Analysis of British Columbia practice patterns in the management of female stress urinary incontinence with emphasis on mesh use.

作者信息

Eggenberger Lauren, Walgren Lauren, Houlihan Sara, Bascom Alexandra, Anderson Katherine, Martin Ginis Kathleen A, Locke Jennifer A

机构信息

University of British Columbia Faculty of Medicine, Vancouver BC, Canada.

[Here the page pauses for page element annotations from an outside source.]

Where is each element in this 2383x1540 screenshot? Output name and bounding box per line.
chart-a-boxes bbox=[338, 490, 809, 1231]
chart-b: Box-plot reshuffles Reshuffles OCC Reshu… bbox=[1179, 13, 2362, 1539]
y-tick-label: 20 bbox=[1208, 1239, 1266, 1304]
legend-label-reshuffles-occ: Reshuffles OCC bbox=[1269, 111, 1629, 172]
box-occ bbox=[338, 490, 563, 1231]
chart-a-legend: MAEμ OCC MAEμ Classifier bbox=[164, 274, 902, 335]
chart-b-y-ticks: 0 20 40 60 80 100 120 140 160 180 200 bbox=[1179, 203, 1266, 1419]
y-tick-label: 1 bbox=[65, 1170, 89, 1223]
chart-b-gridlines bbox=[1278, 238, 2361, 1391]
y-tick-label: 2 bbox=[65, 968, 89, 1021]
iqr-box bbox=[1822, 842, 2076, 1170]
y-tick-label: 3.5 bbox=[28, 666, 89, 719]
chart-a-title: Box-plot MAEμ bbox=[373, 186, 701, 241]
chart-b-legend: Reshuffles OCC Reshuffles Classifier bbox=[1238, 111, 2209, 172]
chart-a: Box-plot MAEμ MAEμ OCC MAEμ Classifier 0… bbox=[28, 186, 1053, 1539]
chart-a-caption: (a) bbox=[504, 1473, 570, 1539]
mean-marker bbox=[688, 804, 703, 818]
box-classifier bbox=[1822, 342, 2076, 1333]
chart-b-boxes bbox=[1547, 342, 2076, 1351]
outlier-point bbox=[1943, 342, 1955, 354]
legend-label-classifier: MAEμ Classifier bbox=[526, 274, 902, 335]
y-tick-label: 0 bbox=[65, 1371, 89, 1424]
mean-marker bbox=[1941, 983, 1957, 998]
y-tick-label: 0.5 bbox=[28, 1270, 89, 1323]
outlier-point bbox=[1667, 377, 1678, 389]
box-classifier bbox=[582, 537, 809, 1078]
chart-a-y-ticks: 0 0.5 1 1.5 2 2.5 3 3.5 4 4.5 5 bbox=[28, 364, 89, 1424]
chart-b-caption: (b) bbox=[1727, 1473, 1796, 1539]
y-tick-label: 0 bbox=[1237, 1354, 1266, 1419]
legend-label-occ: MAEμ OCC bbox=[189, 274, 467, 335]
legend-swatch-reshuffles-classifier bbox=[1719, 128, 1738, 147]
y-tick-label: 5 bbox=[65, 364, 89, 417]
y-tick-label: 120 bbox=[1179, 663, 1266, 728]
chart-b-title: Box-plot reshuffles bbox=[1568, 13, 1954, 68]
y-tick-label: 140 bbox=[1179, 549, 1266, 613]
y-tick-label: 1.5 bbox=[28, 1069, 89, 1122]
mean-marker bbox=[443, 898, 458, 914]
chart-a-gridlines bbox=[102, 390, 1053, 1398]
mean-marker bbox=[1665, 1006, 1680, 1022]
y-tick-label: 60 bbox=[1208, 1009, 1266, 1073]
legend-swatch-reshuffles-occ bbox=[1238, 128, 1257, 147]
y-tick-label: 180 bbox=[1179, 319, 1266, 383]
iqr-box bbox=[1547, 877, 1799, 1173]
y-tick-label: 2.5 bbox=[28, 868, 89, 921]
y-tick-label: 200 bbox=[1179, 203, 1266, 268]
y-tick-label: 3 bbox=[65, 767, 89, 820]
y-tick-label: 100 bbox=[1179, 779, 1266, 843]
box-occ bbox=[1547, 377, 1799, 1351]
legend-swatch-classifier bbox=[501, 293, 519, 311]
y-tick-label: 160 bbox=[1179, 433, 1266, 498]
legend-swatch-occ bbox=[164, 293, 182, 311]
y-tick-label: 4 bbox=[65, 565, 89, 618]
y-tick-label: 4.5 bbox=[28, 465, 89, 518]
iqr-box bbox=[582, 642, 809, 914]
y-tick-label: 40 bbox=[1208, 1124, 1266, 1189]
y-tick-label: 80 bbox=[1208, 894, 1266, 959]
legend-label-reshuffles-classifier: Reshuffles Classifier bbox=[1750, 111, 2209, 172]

Department of Obstetrics and Gynecology, University of British Columbia, Vancouver, BC, Canada.

出版信息

Can Urol Assoc J. 2024 May;18(5):E152-E156. doi: 10.5489/cuaj.8536.

DOI:10.5489/cuaj.8536
PMID:38319600
原文链接:https://pmc.ncbi.nlm.nih.gov/articles/PMC11152593/
Abstract

INTRODUCTION

Female stress urinary incontinence (SUI) is common and has a profound impact on quality of life. Suburethral slings are the most common treatment for SUI in this population. These can be placed with synthetic mesh or autologous fascia. Mesh-related complications after midurethral sling procedures are documented in the literature but the risk of complications and reoperation is lower than the use of transvaginal mesh for pelvic organ prolapse repair. In this study, we sought to evaluate local practice patterns of management of female SUI with specific emphasis on mesh use.

METHODS

A survey created by an expert panel was disseminated to respective provincial societies.

RESULTS

Sixty-eight percent of respondents offer midurethral slings in their practice but only 60.6% of these respondents would offer surgical removal of the sling if there were complications, such as mesh erosion or pain. A large portion (39.4%) of respondents are performing transobturator slings as compared to retropubic midurethral slings (36.3%) and only 8.5% have removed the leg component associated with the transobturator sling in their practice. Furthermore, compared to most respondents offering midurethral slings (64.8%), only a minority of surgeons offer alternatives: 23.9% of respondents offer periurethral bulking agent injections, 15.5% offer pubovaginal slings, and 12.7% offer retropubic urethropexies.

CONCLUSIONS

Our study supports that surgeons should continue to review surgical risks and alternative treatment options as part of the surgical consent process. As such, surgeons should be able to offer a variety of surgical approaches to manage female SUI.

摘要

引言

女性压力性尿失禁(SUI)很常见,对生活质量有深远影响。耻骨后尿道悬吊带术是该人群中治疗SUI最常用的方法。可使用合成网片或自体筋膜来放置悬吊带。文献记载了经尿道中段悬吊带手术后与网片相关的并发症,但并发症和再次手术的风险低于使用经阴道网片修复盆腔器官脱垂。在本研究中,我们试图评估女性SUI的局部治疗模式,特别强调网片的使用。

方法

由一个专家小组创建的一项调查被分发给各个省级学会。

结果

68%的受访者在其临床实践中提供经尿道中段悬吊带术,但如果出现诸如网片侵蚀或疼痛等并发症,这些受访者中只有60.6%会提供手术取出悬吊带。与耻骨后经尿道中段悬吊带术(36.3%)相比,很大一部分(39.4%)受访者正在进行经闭孔悬吊带术,且在其临床实践中只有8.5%的人移除了与经闭孔悬吊带相关的腿部组件。此外,与大多数提供经尿道中段悬吊带术的受访者(64.8%)相比,只有少数外科医生提供其他治疗方法:23.9%的受访者提供尿道周围填充剂注射,15.5%提供耻骨阴道悬吊带术,12.7%提供耻骨后尿道固定术。

结论

我们的研究支持外科医生在手术同意过程中应继续审查手术风险和替代治疗方案。因此,外科医生应能够提供多种手术方法来治疗女性SUI。